No one should move forward with any significant renovation job until they’ve run the numbers, estimated total costs and decided how to pay for it all. HouseLogic broke this complicated process down into four concrete steps that should make things easier:
- Get a ballpark estimate of the cost of the project. This information can be found in many places, even before reaching out to contractors for a quote. For example, Remodeling Magazine tracks national and regional cost averages for the most common home renovation projects each year. These can be narrowed down to the state or even city level and should give homeowners a workable idea of cost.
- Estimate how much you can spend: If you plan to pay for your remodel with cash, then this won’t take long to figure out. But if you want to take out a home equity line of credit or refinance your mortgage to pay for renovations, make sure you know all the details of applying for and using these financing programs.
- Next, start getting quotes from contractors.
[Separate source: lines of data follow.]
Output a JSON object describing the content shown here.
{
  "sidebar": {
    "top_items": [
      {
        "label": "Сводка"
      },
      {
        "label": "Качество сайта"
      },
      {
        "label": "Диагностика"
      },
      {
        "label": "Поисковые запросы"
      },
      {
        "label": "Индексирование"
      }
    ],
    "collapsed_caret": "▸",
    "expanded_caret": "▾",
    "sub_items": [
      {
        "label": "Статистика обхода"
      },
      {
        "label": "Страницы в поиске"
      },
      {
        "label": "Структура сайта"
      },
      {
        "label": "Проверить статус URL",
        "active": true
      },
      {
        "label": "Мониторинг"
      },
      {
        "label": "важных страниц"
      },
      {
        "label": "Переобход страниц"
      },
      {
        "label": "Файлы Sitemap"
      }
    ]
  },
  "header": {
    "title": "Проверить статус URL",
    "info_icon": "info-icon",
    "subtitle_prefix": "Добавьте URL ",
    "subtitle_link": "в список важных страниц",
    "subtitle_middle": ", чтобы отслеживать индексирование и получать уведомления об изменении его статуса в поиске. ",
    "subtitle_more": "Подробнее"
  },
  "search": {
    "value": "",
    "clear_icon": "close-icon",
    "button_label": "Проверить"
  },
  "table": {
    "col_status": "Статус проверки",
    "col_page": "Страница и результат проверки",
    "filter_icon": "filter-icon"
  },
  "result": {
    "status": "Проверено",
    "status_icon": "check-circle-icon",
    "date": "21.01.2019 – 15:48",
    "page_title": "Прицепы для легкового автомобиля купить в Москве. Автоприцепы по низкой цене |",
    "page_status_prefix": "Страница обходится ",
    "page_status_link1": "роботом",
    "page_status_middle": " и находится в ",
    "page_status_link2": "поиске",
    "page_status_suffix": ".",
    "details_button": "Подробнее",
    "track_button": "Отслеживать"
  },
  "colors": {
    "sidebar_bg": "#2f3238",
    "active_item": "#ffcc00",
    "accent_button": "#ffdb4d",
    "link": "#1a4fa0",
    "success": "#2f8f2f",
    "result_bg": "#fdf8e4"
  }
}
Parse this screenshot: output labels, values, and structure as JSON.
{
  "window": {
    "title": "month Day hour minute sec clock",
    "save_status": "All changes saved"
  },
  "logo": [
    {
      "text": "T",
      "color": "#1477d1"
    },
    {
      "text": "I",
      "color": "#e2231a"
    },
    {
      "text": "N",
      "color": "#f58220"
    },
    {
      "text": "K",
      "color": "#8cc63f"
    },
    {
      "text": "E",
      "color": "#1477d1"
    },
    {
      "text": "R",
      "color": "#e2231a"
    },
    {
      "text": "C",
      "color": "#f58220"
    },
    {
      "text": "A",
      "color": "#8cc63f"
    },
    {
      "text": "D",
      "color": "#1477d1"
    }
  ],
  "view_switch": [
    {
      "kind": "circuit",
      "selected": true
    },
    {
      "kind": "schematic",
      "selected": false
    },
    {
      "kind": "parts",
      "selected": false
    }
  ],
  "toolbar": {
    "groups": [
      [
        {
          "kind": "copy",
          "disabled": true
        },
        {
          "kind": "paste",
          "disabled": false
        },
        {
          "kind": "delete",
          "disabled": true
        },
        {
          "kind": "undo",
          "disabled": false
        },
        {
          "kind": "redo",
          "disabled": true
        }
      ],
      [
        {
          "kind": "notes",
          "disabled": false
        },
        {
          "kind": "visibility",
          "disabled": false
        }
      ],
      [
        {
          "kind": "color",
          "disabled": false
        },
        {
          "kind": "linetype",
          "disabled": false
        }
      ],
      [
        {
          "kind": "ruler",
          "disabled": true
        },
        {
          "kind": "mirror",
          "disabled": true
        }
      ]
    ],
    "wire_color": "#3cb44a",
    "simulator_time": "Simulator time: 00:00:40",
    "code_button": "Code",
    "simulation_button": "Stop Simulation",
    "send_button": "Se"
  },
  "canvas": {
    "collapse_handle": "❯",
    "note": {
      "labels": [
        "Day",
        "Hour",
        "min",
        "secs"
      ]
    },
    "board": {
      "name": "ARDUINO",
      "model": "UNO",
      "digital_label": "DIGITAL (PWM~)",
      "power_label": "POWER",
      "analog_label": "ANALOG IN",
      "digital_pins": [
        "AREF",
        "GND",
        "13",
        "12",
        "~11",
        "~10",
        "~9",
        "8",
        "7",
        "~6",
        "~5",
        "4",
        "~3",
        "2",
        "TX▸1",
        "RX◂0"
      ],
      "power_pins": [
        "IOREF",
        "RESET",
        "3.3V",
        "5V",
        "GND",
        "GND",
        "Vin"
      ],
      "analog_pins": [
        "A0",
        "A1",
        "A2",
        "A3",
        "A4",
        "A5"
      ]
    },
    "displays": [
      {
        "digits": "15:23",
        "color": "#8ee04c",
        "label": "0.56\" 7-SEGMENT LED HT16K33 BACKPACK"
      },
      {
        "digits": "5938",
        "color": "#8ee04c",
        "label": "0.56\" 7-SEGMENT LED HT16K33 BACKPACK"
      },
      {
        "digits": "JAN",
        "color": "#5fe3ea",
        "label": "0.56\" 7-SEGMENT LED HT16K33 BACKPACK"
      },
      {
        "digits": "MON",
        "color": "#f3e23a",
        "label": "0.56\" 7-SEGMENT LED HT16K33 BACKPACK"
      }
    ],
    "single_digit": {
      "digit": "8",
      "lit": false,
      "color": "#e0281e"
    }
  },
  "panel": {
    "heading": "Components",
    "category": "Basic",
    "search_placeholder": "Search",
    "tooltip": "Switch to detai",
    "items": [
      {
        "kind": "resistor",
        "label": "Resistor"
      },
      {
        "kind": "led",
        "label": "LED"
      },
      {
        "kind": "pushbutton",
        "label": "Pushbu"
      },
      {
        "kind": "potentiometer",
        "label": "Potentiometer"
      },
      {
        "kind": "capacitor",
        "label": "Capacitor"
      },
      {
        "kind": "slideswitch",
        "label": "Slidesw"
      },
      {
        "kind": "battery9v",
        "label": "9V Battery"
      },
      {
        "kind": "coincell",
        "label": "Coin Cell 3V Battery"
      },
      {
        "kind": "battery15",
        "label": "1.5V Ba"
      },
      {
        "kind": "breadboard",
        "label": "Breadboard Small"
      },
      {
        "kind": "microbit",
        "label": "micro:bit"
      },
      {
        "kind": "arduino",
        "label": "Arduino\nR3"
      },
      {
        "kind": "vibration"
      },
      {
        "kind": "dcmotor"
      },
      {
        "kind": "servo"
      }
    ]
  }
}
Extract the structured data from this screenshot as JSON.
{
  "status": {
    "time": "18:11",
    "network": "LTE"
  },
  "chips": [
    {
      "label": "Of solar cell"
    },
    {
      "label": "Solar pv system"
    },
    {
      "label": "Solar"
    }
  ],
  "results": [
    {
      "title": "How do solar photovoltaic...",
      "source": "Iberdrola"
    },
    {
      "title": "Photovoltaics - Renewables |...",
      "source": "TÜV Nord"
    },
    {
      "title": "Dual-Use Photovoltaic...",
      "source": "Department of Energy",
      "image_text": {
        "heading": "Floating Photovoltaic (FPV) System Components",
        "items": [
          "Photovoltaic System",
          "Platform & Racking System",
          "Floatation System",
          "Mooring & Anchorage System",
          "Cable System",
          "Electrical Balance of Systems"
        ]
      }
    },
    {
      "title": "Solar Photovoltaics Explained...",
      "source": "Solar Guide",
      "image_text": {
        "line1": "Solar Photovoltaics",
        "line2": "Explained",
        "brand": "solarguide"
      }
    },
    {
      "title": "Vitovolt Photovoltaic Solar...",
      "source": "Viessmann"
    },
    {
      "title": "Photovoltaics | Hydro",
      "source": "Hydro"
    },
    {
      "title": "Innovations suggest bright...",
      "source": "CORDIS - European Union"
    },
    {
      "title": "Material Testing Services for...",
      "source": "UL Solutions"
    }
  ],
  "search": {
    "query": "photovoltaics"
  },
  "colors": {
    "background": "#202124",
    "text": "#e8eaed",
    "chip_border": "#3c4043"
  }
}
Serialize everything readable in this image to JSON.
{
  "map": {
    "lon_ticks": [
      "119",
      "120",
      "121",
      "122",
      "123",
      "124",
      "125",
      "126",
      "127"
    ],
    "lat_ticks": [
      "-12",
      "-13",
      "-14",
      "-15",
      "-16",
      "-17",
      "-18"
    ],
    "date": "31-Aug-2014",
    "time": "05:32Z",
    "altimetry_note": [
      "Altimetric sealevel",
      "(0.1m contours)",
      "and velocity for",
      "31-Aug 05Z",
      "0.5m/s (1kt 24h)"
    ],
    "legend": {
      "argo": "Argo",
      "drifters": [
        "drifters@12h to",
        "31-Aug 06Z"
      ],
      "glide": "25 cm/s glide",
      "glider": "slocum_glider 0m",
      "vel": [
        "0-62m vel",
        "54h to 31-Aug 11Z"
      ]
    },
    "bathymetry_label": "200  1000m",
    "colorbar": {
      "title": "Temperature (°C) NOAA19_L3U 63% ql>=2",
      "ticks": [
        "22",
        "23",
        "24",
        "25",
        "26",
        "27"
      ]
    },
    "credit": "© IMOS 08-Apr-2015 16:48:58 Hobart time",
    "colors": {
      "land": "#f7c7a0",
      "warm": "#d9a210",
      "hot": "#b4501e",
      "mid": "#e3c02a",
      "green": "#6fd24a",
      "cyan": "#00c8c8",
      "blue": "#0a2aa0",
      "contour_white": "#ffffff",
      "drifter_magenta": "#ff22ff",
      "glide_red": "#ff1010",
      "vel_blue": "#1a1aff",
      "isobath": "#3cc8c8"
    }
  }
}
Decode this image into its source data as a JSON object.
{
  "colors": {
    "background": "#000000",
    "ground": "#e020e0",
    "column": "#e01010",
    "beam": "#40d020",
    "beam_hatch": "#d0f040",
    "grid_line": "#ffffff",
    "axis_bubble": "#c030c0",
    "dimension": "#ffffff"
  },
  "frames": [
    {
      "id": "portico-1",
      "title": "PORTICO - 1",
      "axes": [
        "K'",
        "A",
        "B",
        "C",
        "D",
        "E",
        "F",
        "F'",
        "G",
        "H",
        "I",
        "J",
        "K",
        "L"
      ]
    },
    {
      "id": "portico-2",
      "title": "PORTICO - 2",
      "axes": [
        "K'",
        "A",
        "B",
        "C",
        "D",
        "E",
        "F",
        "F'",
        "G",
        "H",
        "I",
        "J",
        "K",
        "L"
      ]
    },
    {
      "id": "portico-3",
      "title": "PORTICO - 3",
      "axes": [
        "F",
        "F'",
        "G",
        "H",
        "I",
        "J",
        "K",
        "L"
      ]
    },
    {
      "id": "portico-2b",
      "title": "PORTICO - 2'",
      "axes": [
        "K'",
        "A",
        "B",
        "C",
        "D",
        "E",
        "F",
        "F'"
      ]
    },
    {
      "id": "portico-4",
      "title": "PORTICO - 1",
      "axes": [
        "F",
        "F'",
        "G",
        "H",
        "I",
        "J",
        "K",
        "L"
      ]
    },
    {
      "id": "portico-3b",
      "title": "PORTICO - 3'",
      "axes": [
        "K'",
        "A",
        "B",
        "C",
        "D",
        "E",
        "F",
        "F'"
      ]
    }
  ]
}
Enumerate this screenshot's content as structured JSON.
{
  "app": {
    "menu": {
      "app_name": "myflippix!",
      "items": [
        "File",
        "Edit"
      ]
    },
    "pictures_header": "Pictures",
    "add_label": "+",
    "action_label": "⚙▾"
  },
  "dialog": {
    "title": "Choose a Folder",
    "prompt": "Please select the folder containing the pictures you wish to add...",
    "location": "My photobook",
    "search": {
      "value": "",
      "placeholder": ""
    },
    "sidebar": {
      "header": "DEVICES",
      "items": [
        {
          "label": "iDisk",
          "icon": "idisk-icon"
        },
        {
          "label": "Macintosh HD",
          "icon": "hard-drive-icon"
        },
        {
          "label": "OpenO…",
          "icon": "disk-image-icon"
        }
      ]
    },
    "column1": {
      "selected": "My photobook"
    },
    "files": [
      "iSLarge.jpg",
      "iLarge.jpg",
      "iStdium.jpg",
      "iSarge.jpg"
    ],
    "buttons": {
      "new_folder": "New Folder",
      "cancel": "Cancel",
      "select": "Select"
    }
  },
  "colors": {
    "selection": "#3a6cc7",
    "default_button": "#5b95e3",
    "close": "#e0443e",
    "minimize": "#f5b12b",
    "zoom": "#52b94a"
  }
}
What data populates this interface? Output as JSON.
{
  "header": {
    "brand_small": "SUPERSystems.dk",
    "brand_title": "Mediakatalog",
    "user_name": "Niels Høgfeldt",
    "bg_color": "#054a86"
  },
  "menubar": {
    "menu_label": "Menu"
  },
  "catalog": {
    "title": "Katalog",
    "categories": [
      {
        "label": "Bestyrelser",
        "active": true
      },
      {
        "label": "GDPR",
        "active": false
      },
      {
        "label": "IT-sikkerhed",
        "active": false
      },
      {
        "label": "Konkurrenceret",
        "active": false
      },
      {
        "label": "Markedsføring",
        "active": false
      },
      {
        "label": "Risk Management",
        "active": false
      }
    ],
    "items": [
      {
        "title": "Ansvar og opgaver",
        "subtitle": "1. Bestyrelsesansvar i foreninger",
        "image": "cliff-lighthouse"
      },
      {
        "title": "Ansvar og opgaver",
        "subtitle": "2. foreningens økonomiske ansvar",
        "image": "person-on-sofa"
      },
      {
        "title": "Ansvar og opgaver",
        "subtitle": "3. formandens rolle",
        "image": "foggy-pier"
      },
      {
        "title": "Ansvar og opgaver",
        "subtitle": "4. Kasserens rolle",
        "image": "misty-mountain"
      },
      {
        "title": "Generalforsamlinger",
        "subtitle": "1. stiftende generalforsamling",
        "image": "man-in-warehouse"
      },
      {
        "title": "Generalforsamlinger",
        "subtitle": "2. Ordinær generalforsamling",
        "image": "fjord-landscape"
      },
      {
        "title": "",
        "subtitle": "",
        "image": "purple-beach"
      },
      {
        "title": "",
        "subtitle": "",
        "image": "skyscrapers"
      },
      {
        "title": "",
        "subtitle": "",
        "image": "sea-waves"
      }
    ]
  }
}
HouseLogic recommended having at least three quotes from different contractors for comparison. It’s best to find these services by asking friends and family for recommendations, if you don’t know a few trustworthy tradespeople already.
- Finally, take the winning bid and add 15 to 20 percent of the total cost on top, then reassess your ability to pay. Most big home remodels end up going over-budget for one reason or another, but if the initial contract is already stretching your finances thin, it might be time to scale back the project.
Golden rules of affordable remodels
If you’ve gone through this process before, you should be well aware by now that the cost of a home renovation project often exceeds expectation. As you plan or reconsider your home remodeling project, a few general rules tend to apply, as noted by Zillow:
- Keep sinks, bathtubs and toilets where they are. A revamped floor plan is often the most expensive and time-consuming part of a remodel, so it’s best to avoid these jobs if possible.
- Look to save on materials. The cost of high-end countertops, tiles and more add up quickly. Try to use the most expensive materials sparingly in a remodel, and focus on those that add functionality rather than simply looking better.
- When planning an addition or new floorplan, don’t forget the sun. You might not realize how bright and hot one side of your home can get until you add new windows or tear down walls. At the same time, the sun’s heat and light can be used to your advantage in a smart design.